Abstract
Most interesting (Max)-CSPs are APX-hard. In fact, very often the (trivial) approximation ratio achievable in polynomial time cannot be improved even if we allow slightly sub-exponential time, unless the ETH is false. Nevertheless, it has been known since the '90s that density helps in approximating Max-CSPs, and in particular, the work of Arora, Karger and Karpinski established that Max-k-CSP admits a PTAS for instances with \Omega(n^k) constraints.

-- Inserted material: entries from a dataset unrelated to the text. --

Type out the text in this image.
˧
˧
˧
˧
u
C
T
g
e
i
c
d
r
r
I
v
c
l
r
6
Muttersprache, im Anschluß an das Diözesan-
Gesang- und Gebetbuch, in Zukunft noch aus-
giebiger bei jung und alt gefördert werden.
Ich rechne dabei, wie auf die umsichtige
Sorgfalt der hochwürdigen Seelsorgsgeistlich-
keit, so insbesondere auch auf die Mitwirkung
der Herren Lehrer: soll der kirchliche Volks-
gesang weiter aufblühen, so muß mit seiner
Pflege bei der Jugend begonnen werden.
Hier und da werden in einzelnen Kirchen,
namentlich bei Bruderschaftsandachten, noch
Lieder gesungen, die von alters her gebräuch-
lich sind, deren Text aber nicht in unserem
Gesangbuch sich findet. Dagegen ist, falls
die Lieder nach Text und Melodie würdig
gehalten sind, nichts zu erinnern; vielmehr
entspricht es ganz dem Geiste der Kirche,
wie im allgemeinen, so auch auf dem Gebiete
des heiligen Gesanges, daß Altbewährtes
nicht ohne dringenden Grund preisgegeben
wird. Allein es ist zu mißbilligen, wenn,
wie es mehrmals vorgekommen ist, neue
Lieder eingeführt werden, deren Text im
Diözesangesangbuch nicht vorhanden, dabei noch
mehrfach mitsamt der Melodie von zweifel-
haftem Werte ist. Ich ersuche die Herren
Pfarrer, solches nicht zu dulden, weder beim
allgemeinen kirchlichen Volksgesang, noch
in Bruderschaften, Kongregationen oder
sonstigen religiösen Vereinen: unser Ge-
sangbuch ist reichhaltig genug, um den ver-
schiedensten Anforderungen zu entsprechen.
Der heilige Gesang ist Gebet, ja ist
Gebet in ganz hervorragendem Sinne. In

Given that sub-exponential time does not help us approximate Max-CSP in general, the topic of this talk is to examine whether it can help us relax the (strict) density requirement needed for obtaining an approximation scheme. We give an answer that is partly positive and partly negative. On the algorithmic side, we show that by adapting the known exhaustive sampling technique (and using an appropriately larger sample) we can obtain an approximation scheme for Max-k-CSP instances with \Omega(n^{k-1+\delta}) constraints running in (sub-exponential) time 2^{n^{1-\delta}}. For CSPs with arity 2, such as Max CUT, this implies a sub-exponential approximation scheme even for almost sparse instances. On the other hand, we show that this trade-off cannot be extended to instances with fewer than n^{k-1} constraints, and that the running time we obtain is essentially best possible (under the ETH).
This is joint work with Dimitris Fotakis and Vangelis Paschos.